La Leçon d’allemand

Siegfried Lenz - 1968

La Leçon d'allemand est un des tous premiers horizons littéraires qui m’a été révélé à mes débuts à la librairie. Je n’en avais plus de souvenir, et là encore, c’est pendant mes errements littéraires de cette période de confinement que j’ai repris La Leçon d'allemand. Lenz est arrivé à une qualité de construction, de précision, de conviction, comme peu d’autres écrivains y sont parvenus. On reste à la lecture de ce livre ébahi par la clarté et la précision du montage autant que par celles de la peinture des personnages et des situations. Peut-être cela tient-il de la langue allemande. Je me souviens que jusqu’au milieu des années soixante, j’ai été complètement conditionné par l’histoire de la guerre, par la reconstruction en cours et toutes ses illusions, par la guerre froide et la peur atomique. Dans cette histoire, qui se déroule au nord de l’Allemagne près de la frontière avec le Danemark, dans une petite communauté villageoise, il y a un policier qui est le représentant du pouvoir nazi, son fils et un peintre - inspiré par la figure d’Emil Nolde - auquel le pouvoir va demander d’arrêter de peindre.

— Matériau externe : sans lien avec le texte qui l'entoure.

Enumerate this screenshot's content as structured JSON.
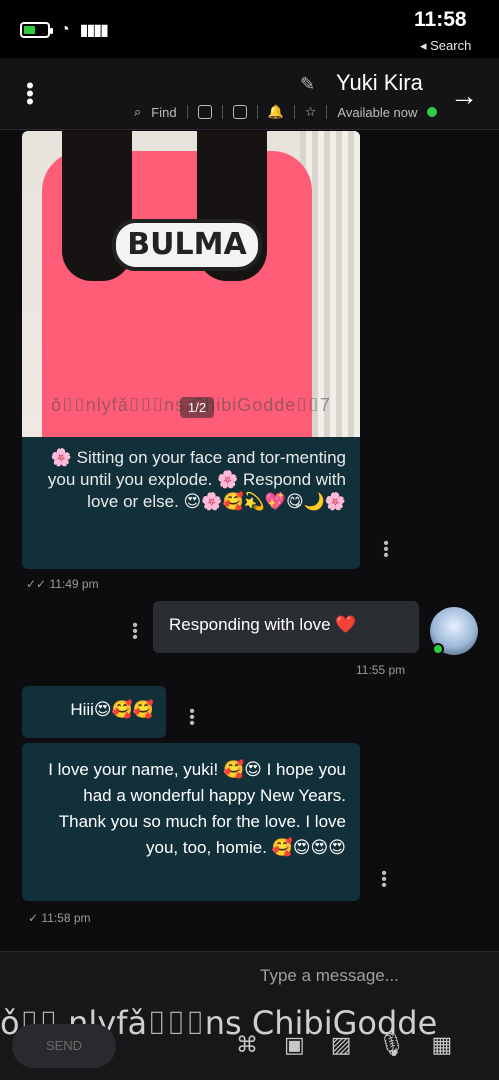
{
  "status_bar": {
    "time": "11:58",
    "back_label": "◂ Search",
    "battery_level": 0.5
  },
  "header": {
    "title": "Yuki Kira",
    "presence": "Available now",
    "find": "Find"
  },
  "messages": [
    {
      "image_watermark": "ǒ⌷⌷nlyfǎ⌷⌷⌷ns ChibiGodde⌷⌷7",
      "image_logo": "BULMA",
      "image_counter": "1/2",
      "text": "🌸 Sitting on your face and tor-menting you until you explode. 🌸 Respond with love or else. 😍🌸🥰💫💖😋🌙🌸",
      "time": "11:49 pm"
    },
    {
      "text": "Responding with love ❤️",
      "time": "11:55 pm"
    },
    {
      "text": "Hiii😍🥰🥰",
      "time": ""
    },
    {
      "text": "I love your name, yuki! 🥰😍 I hope you had a wonderful happy New Years. Thank you so much for the love. I love you, too, homie. 🥰😍😍😍",
      "time": "11:58 pm"
    }
  ],
  "composer": {
    "placeholder": "Type a message...",
    "overlay": "ǒ⌷⌷ nlyfǎ⌷⌷⌷ns ChibiGodde",
    "send": "SEND"
  },
  "colors": {
    "incoming_bubble": "#12303a",
    "outgoing_bubble": "#2a2d31",
    "online": "#2ecc40",
    "bell": "#3ab0ff"
  },
  "icons": [
    "battery-icon",
    "wifi-icon",
    "signal-icon",
    "edit-icon",
    "arrow-right-icon",
    "kebab-icon",
    "star-icon",
    "bell-icon",
    "gif-icon",
    "sticker-icon",
    "search-icon",
    "emoji-icon",
    "mic-icon",
    "image-icon",
    "camera-icon",
    "attach-icon"
  ]
}
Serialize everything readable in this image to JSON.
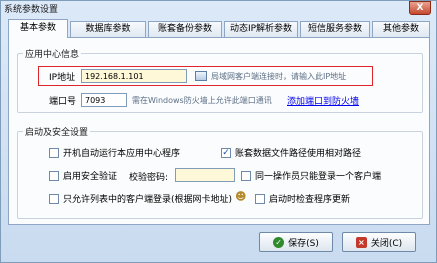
{
  "window": {
    "title": "系统参数设置",
    "close_glyph": "X"
  },
  "tabs": [
    {
      "label": "基本参数",
      "active": true
    },
    {
      "label": "数据库参数",
      "active": false
    },
    {
      "label": "账套备份参数",
      "active": false
    },
    {
      "label": "动态IP解析参数",
      "active": false
    },
    {
      "label": "短信服务参数",
      "active": false
    },
    {
      "label": "其他参数",
      "active": false
    }
  ],
  "app_center": {
    "group_title": "应用中心信息",
    "ip_label": "IP地址",
    "ip_value": "192.168.1.101",
    "ip_note": "局域网客户端连接时，请输入此IP地址",
    "port_label": "端口号",
    "port_value": "7093",
    "port_note": "需在Windows防火墙上允许此端口通讯",
    "add_firewall_link": "添加端口到防火墙"
  },
  "startup_security": {
    "group_title": "启动及安全设置",
    "autostart_label": "开机自动运行本应用中心程序",
    "autostart_checked": false,
    "relative_path_label": "账套数据文件路径使用相对路径",
    "relative_path_checked": true,
    "enable_security_label": "启用安全验证",
    "enable_security_checked": false,
    "verify_password_label": "校验密码:",
    "verify_password_value": "",
    "single_client_label": "同一操作员只能登录一个客户端",
    "single_client_checked": false,
    "mac_list_label": "只允许列表中的客户端登录(根据网卡地址)",
    "mac_list_checked": false,
    "check_update_label": "启动时检查程序更新",
    "check_update_checked": false
  },
  "buttons": {
    "save": "保存(S)",
    "close": "关闭(C)"
  },
  "colors": {
    "highlight_border": "#e0242b",
    "link": "#0000ee",
    "save_icon": "#2f8a2a",
    "close_icon": "#c33a2a"
  }
}
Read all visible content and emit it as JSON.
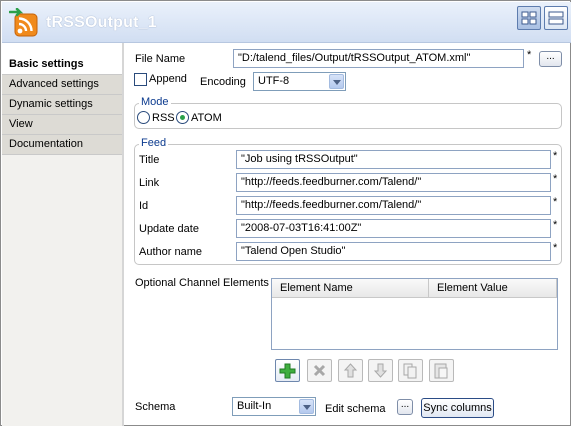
{
  "component": {
    "title": "tRSSOutput_1",
    "icon": "rss-output-icon"
  },
  "view_toggle": [
    {
      "icon": "grid-view-icon"
    },
    {
      "icon": "list-view-icon"
    }
  ],
  "tabs": [
    {
      "label": "Basic settings",
      "active": true
    },
    {
      "label": "Advanced settings",
      "active": false
    },
    {
      "label": "Dynamic settings",
      "active": false
    },
    {
      "label": "View",
      "active": false
    },
    {
      "label": "Documentation",
      "active": false
    }
  ],
  "file": {
    "label": "File Name",
    "value": "\"D:/talend_files/Output/tRSSOutput_ATOM.xml\"",
    "required": "*",
    "browse_label": "..."
  },
  "append": {
    "label": "Append",
    "checked": false
  },
  "encoding": {
    "label": "Encoding",
    "value": "UTF-8"
  },
  "mode": {
    "title": "Mode",
    "options": [
      "RSS",
      "ATOM"
    ],
    "selected": "ATOM"
  },
  "feed": {
    "title": "Feed",
    "fields": [
      {
        "label": "Title",
        "value": "\"Job using tRSSOutput\"",
        "required": "*"
      },
      {
        "label": "Link",
        "value": "\"http://feeds.feedburner.com/Talend/\"",
        "required": "*"
      },
      {
        "label": "Id",
        "value": "\"http://feeds.feedburner.com/Talend/\"",
        "required": "*"
      },
      {
        "label": "Update date",
        "value": "\"2008-07-03T16:41:00Z\"",
        "required": "*"
      },
      {
        "label": "Author name",
        "value": "\"Talend Open Studio\"",
        "required": "*"
      }
    ]
  },
  "optional_channel": {
    "label": "Optional Channel Elements",
    "columns": [
      "Element Name",
      "Element Value"
    ]
  },
  "table_toolbar": [
    {
      "icon": "add-plus-icon",
      "enabled": true
    },
    {
      "icon": "delete-x-icon",
      "enabled": false
    },
    {
      "icon": "move-up-icon",
      "enabled": false
    },
    {
      "icon": "move-down-icon",
      "enabled": false
    },
    {
      "icon": "copy-icon",
      "enabled": false
    },
    {
      "icon": "paste-icon",
      "enabled": false
    }
  ],
  "schema": {
    "label": "Schema",
    "value": "Built-In",
    "edit_label": "Edit schema",
    "edit_button": "...",
    "sync_label": "Sync columns"
  },
  "colors": {
    "header_bg": "#d6e2f4",
    "accent_green": "#2ba04a",
    "group_title": "#0b3a8e"
  }
}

C’est le père qui va être chargé de faire pression sur le peintre, mais c’est le fils du policier, déserteur de l’armée allemande, qui va faire tout ce qui est en son pouvoir pour aider l’artiste. L’histoire se passe très loin des effets immédiats de la guerre, nous sommes assez loin des bombardements, de Dresde, de Hambourg, ou de Berlin, on est loin du feu, mais on sent, par l’exercice de la menace du père sur le peintre, toute la violence de ce régime. Et finalement ce qui est important c’est ce que vivent les hommes entre eux, c’est comment le pouvoir nazi a pu compromettre les relations les plus amicales, les plus anciennes, comment a fonctionné cette entreprise de décomposition du lien entre les gens d’une même communauté. C’est un témoignage majeur de cette Allemagne qui commence à essayer de solder, entre autres grâce aux écrivains du début des années soixante comme Siegfried Lenz, d’exorciser cette période de l’histoire marquée par le nazisme.